- Serves: Serves 4
- Cook Time: 2 minutes
- Prep Time: 25 minutes
- Effort: easy
- 1 long tuna steaks, about 350g
- 5 tbsp basil-infused olive oil
- 2 large lemons
- groundnut oil, for frying
- 5 fat cloves garlic, sliced wafer thin
- 3 shallots, sliced wafer thin
- 100 g rocket
- freshly ground salt and black pepper
1. Trim the tuna to form a neat log shape and wrap tightly in cling film. Place in the freezer for about 1 hour until firm. This makes for easier slicing.
2. Slice the ice-cold tuna as thinly as possible and lay out on 4 serving plates, as you would slices of smoked salmon. Brush all over with half the basil oil, season and place in the refrigerator for 30 minutes to absorb the flavour.

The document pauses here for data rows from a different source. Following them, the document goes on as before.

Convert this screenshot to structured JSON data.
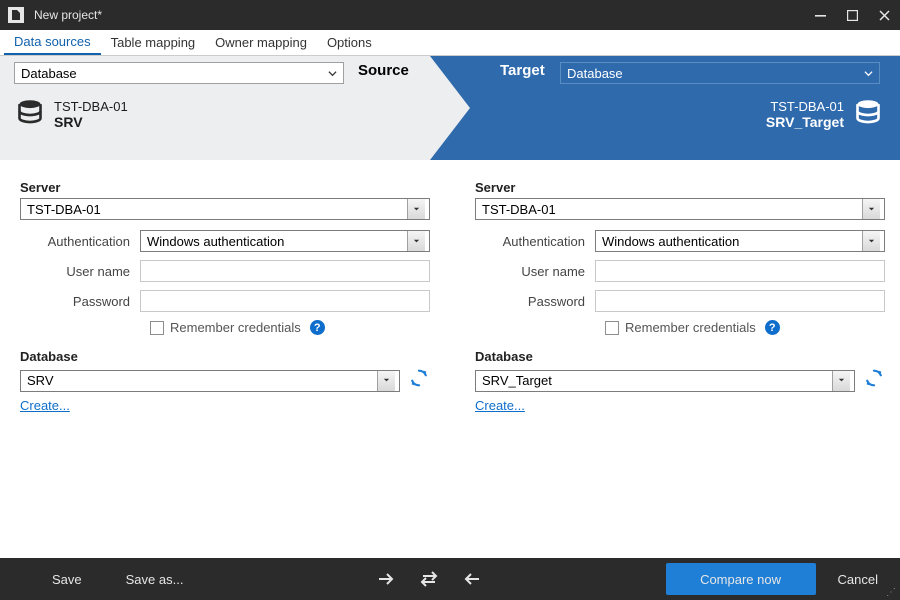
{
  "window": {
    "title": "New project*"
  },
  "tabs": [
    {
      "label": "Data sources",
      "active": true
    },
    {
      "label": "Table mapping"
    },
    {
      "label": "Owner mapping"
    },
    {
      "label": "Options"
    }
  ],
  "type_options": {
    "source": "Database",
    "target": "Database"
  },
  "labels": {
    "source": "Source",
    "target": "Target"
  },
  "source": {
    "server_label": "Server",
    "server": "TST-DBA-01",
    "auth_label": "Authentication",
    "auth": "Windows authentication",
    "user_label": "User name",
    "user": "",
    "pass_label": "Password",
    "pass": "",
    "remember_label": "Remember credentials",
    "db_section_label": "Database",
    "database": "SRV",
    "create_link": "Create..."
  },
  "target": {
    "server_label": "Server",
    "server": "TST-DBA-01",
    "auth_label": "Authentication",
    "auth": "Windows authentication",
    "user_label": "User name",
    "user": "",
    "pass_label": "Password",
    "pass": "",
    "remember_label": "Remember credentials",
    "db_section_label": "Database",
    "database": "SRV_Target",
    "create_link": "Create..."
  },
  "footer": {
    "save": "Save",
    "save_as": "Save as...",
    "compare": "Compare now",
    "cancel": "Cancel"
  }
}
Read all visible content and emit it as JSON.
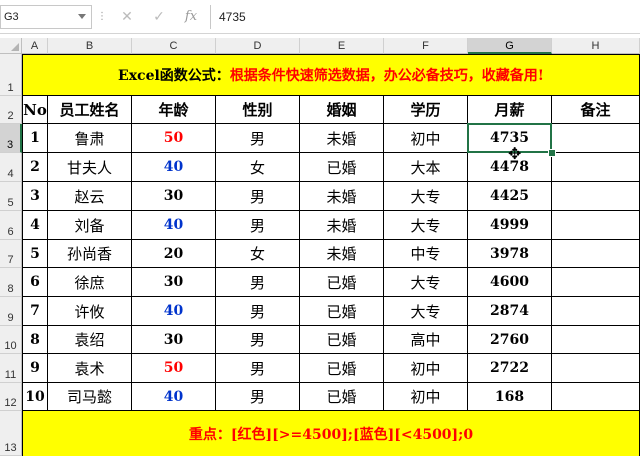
{
  "formula_bar": {
    "name_box": "G3",
    "cancel_icon": "close-icon",
    "enter_icon": "check-icon",
    "function_icon": "fx",
    "formula": "4735"
  },
  "columns": [
    "A",
    "B",
    "C",
    "D",
    "E",
    "F",
    "G",
    "H"
  ],
  "selected_column": "G",
  "rows": [
    "1",
    "2",
    "3",
    "4",
    "5",
    "6",
    "7",
    "8",
    "9",
    "10",
    "11",
    "12",
    "13"
  ],
  "selected_row": "3",
  "title": {
    "prefix": "Excel函数公式：",
    "text": "根据条件快速筛选数据，办公必备技巧，收藏备用!"
  },
  "table": {
    "headers": [
      "No",
      "员工姓名",
      "年龄",
      "性别",
      "婚姻",
      "学历",
      "月薪",
      "备注"
    ],
    "rows": [
      {
        "no": "1",
        "name": "鲁肃",
        "age": "50",
        "age_color": "red",
        "gender": "男",
        "marriage": "未婚",
        "edu": "初中",
        "salary": "4735",
        "note": ""
      },
      {
        "no": "2",
        "name": "甘夫人",
        "age": "40",
        "age_color": "blue",
        "gender": "女",
        "marriage": "已婚",
        "edu": "大本",
        "salary": "4478",
        "note": ""
      },
      {
        "no": "3",
        "name": "赵云",
        "age": "30",
        "age_color": "black",
        "gender": "男",
        "marriage": "未婚",
        "edu": "大专",
        "salary": "4425",
        "note": ""
      },
      {
        "no": "4",
        "name": "刘备",
        "age": "40",
        "age_color": "blue",
        "gender": "男",
        "marriage": "未婚",
        "edu": "大专",
        "salary": "4999",
        "note": ""
      },
      {
        "no": "5",
        "name": "孙尚香",
        "age": "20",
        "age_color": "black",
        "gender": "女",
        "marriage": "未婚",
        "edu": "中专",
        "salary": "3978",
        "note": ""
      },
      {
        "no": "6",
        "name": "徐庶",
        "age": "30",
        "age_color": "black",
        "gender": "男",
        "marriage": "已婚",
        "edu": "大专",
        "salary": "4600",
        "note": ""
      },
      {
        "no": "7",
        "name": "许攸",
        "age": "40",
        "age_color": "blue",
        "gender": "男",
        "marriage": "已婚",
        "edu": "大专",
        "salary": "2874",
        "note": ""
      },
      {
        "no": "8",
        "name": "袁绍",
        "age": "30",
        "age_color": "black",
        "gender": "男",
        "marriage": "已婚",
        "edu": "高中",
        "salary": "2760",
        "note": ""
      },
      {
        "no": "9",
        "name": "袁术",
        "age": "50",
        "age_color": "red",
        "gender": "男",
        "marriage": "已婚",
        "edu": "初中",
        "salary": "2722",
        "note": ""
      },
      {
        "no": "10",
        "name": "司马懿",
        "age": "40",
        "age_color": "blue",
        "gender": "男",
        "marriage": "已婚",
        "edu": "初中",
        "salary": "168",
        "note": ""
      }
    ]
  },
  "footer": {
    "text": "重点：[红色][>=4500];[蓝色][<4500];0"
  },
  "colors": {
    "banner": "#ffff00",
    "red": "#ff0000",
    "blue": "#0033cc",
    "selection": "#217346"
  }
}
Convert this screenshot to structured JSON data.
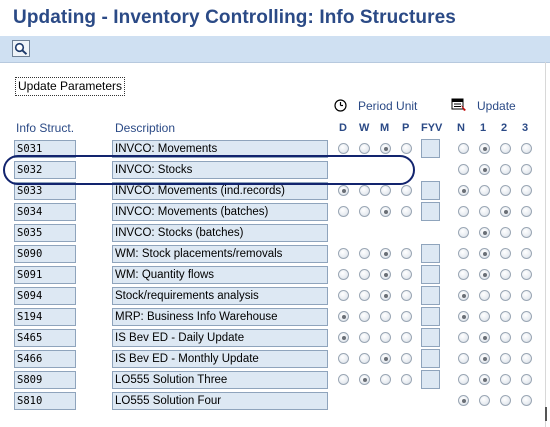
{
  "title": "Updating - Inventory Controlling: Info Structures",
  "toolbar": {
    "buttons": [
      {
        "icon": "find-icon"
      }
    ]
  },
  "group_label": "Update Parameters",
  "headers": {
    "info_struct": "Info Struct.",
    "description": "Description",
    "period_unit": "Period Unit",
    "update": "Update",
    "period_cols": [
      "D",
      "W",
      "M",
      "P",
      "FYV"
    ],
    "update_cols": [
      "N",
      "1",
      "2",
      "3"
    ]
  },
  "rows": [
    {
      "code": "S031",
      "desc": "INVCO: Movements",
      "period": [
        "",
        "",
        "M",
        ""
      ],
      "fyv": true,
      "update": "1"
    },
    {
      "code": "S032",
      "desc": "INVCO: Stocks",
      "period": null,
      "fyv": false,
      "update": "1"
    },
    {
      "code": "S033",
      "desc": "INVCO: Movements (ind.records)",
      "period": [
        "D",
        "",
        "",
        ""
      ],
      "fyv": true,
      "update": "N"
    },
    {
      "code": "S034",
      "desc": "INVCO: Movements (batches)",
      "period": [
        "",
        "",
        "M",
        ""
      ],
      "fyv": true,
      "update": "2"
    },
    {
      "code": "S035",
      "desc": "INVCO: Stocks (batches)",
      "period": null,
      "fyv": false,
      "update": "1"
    },
    {
      "code": "S090",
      "desc": "WM: Stock placements/removals",
      "period": [
        "",
        "",
        "M",
        ""
      ],
      "fyv": true,
      "update": "1"
    },
    {
      "code": "S091",
      "desc": "WM: Quantity flows",
      "period": [
        "",
        "",
        "M",
        ""
      ],
      "fyv": true,
      "update": "1"
    },
    {
      "code": "S094",
      "desc": "Stock/requirements analysis",
      "period": [
        "",
        "",
        "M",
        ""
      ],
      "fyv": true,
      "update": "N"
    },
    {
      "code": "S194",
      "desc": "MRP: Business Info Warehouse",
      "period": [
        "D",
        "",
        "",
        ""
      ],
      "fyv": true,
      "update": "N"
    },
    {
      "code": "S465",
      "desc": "IS Bev ED - Daily Update",
      "period": [
        "D",
        "",
        "",
        ""
      ],
      "fyv": true,
      "update": "1"
    },
    {
      "code": "S466",
      "desc": "IS Bev ED - Monthly Update",
      "period": [
        "",
        "",
        "M",
        ""
      ],
      "fyv": true,
      "update": "1"
    },
    {
      "code": "S809",
      "desc": "LO555 Solution Three",
      "period": [
        "",
        "W",
        "",
        ""
      ],
      "fyv": true,
      "update": "1"
    },
    {
      "code": "S810",
      "desc": "LO555 Solution Four",
      "period": null,
      "fyv": false,
      "update": "N"
    }
  ],
  "highlighted_row": "S032"
}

3. Meanwhile, peel one of the lemons and remove the white pith. Cut between the membranes to remove the segments. Squeeze the juice from the other lemon. Set the segments and juice aside.
4. Heat the groundnut oil to a depth of 3cm in a frying pan. When hot but not smoking, add the garlic and shallots and deep-fry for 1-2 minutes until pale golden brown and crisp. Drain on kitchen paper and set aside.
5. Dress the rocket leaves with the remaining basil oil, then toss with the lemon juice and seasoning.
6. Place the dressed rocket leaves and lemon segments on the edge of each plate of tuna, then scatter over the crispy garlic and shallots. Serve immediately.